Curiouser and curiouser. Wonderland's Alice would feel right at home in the topsy-turvy world of Silicon Valley, where companies never have to show a profit to make their founders wealthy, and where probable courtroom adversaries invest in each others' businesses. That's exactly what happened August 17 at RePlay Networks, which received a whopping $57 million in financing from a group of investors including Time Warner Inc., The Walt Disney Co., Liberty Media Group, United Television Inc., Showtime Networks Inc., and a division of industrial giant Matsushita, whose Panasonic company makes one version of the RePlay hard-disk-based video recorder.

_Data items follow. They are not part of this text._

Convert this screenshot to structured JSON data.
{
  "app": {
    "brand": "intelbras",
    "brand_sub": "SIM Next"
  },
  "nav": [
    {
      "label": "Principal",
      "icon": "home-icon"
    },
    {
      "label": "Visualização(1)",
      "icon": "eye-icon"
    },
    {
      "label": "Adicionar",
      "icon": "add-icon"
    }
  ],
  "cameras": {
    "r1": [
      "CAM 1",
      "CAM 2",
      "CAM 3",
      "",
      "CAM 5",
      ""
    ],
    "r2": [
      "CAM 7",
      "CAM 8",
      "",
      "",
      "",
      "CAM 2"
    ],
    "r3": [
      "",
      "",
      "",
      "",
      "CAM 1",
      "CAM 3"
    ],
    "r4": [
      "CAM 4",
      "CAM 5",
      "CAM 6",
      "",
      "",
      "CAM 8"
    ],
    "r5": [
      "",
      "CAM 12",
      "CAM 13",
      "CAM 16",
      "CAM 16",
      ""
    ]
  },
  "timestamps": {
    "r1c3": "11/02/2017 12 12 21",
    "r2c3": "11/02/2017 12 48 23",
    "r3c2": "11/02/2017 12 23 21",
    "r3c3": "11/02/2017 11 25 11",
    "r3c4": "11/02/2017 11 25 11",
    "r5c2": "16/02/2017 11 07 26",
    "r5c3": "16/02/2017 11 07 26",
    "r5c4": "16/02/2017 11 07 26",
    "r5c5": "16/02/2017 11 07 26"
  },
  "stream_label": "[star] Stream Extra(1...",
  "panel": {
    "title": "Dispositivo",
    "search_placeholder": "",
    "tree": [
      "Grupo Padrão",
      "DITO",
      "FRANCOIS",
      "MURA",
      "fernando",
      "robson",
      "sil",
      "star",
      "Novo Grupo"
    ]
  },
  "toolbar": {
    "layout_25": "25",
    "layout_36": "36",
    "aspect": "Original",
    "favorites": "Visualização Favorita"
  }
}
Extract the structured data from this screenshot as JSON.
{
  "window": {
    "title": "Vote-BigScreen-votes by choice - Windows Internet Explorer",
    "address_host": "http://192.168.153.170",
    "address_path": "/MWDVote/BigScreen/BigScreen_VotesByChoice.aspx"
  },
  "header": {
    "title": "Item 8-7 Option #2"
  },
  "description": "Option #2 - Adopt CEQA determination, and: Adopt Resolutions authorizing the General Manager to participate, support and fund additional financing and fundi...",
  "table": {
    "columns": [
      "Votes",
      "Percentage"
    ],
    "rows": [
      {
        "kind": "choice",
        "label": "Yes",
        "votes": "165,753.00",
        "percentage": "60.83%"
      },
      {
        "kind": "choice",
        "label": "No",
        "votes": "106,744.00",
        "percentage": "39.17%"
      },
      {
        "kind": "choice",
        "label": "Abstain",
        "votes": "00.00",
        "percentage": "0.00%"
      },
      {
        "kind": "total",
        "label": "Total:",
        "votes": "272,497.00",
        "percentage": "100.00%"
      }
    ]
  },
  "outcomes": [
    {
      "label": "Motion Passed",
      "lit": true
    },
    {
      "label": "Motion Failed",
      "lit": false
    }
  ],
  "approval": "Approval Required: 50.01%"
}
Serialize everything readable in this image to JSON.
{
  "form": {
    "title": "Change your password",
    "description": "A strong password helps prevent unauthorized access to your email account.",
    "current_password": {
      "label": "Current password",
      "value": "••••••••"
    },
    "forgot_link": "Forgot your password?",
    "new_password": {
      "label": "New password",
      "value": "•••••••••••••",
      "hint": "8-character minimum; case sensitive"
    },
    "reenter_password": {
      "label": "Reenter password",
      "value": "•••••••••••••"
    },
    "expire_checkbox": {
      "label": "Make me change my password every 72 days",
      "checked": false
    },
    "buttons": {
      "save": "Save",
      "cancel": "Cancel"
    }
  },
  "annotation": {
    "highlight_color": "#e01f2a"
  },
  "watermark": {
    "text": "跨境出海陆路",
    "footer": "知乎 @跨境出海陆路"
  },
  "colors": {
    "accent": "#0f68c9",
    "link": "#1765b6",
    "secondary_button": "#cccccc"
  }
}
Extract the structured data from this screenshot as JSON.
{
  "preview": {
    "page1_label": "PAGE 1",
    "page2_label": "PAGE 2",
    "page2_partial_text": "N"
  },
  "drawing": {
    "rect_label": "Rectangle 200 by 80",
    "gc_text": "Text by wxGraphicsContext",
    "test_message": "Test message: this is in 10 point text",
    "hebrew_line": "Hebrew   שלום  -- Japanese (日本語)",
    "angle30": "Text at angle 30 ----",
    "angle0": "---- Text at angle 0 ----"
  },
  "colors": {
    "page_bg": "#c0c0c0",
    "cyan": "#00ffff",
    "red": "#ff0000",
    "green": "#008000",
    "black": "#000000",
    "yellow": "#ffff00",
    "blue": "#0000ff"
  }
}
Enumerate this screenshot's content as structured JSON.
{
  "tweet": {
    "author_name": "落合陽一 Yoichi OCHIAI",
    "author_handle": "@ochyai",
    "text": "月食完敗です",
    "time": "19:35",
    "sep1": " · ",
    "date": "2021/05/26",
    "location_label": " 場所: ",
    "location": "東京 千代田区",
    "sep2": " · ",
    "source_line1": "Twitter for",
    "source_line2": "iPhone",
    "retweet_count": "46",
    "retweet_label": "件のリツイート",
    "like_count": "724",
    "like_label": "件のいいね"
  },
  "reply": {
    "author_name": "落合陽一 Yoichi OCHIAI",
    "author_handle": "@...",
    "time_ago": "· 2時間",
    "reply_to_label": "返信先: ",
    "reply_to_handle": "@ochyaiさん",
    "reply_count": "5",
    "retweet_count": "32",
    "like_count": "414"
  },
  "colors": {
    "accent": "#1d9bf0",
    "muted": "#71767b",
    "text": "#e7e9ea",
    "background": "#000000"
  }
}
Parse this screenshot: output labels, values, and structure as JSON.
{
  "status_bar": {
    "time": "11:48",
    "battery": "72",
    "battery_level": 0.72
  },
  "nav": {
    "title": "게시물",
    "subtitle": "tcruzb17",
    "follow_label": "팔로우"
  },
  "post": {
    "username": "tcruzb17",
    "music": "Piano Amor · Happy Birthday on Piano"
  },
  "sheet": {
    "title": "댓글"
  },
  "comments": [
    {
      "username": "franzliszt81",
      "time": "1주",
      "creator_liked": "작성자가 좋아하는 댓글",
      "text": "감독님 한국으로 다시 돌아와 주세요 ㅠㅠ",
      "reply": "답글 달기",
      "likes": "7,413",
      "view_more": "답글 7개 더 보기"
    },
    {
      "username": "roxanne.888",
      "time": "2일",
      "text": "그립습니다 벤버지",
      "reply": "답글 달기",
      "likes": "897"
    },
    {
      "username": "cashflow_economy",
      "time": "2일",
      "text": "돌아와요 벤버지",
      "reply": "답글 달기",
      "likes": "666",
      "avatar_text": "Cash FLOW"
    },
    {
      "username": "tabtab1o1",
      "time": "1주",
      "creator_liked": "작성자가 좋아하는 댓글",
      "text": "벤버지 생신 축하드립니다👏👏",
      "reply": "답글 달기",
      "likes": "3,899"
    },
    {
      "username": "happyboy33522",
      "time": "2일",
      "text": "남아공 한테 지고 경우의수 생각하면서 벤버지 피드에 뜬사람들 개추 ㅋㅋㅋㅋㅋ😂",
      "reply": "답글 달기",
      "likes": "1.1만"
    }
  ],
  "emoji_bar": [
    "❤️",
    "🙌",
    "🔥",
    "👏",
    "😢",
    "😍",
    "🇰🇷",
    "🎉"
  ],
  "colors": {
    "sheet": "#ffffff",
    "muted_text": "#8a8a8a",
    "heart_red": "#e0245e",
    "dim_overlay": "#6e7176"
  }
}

Interestingly, Warner and Disney are members of the Advanced Television Copyright Coalition, which is threatening to sue RePlay and its rival, TiVo, over copyright issues. The two companies are makers of hard-disk devices sometimes known as Personal Video Recorders. PVRs provide TV viewers with unprecedented flexibility and freedom to control what they watch, including skipping commercials. Both PVR makers offer their products as part of a network package that allows them to insert their own commercials in place of those the program providers have been paid to run. The ATCC wants to ensure that content licenses are signed by the two startups, and it is threatening legal action.

RePlay's cash infusion adds to already substantial investments by heavyweights like Netscape founder Marc Andreessen and Microsoft co-founder Paul Allen. "We have now reached critical mass," says RePlay CEO Anthony Wood. "This investment by leading media companies provides us with the resources to take the company to the next level."

Apparently, the strategy among the investors is: "If you can't fight 'em, join 'em." Observers note that previous attempts to stop new technology on the copyright front have failed. The most spectacular flop was the Disney-backed attempt to suppress the VCR in the early 1980s—a fight that went all the way to the US Supreme Court. More recently, the music industry failed to stop the proliferation of MP3 players, which the court ruled were "space-shifting" devices. PVRs are time-shifters, and it's unlikely that they will be stopped either.

However, RePlay doesn't appear to be interested in alienating its new benefactors. A company statement on the current situation makes this clear: "RePlay Networks is working closely with many television and advertising companies to promote features in the RePlay Network Service that increase revenues for the television industry and do not undermine an advertising-based model."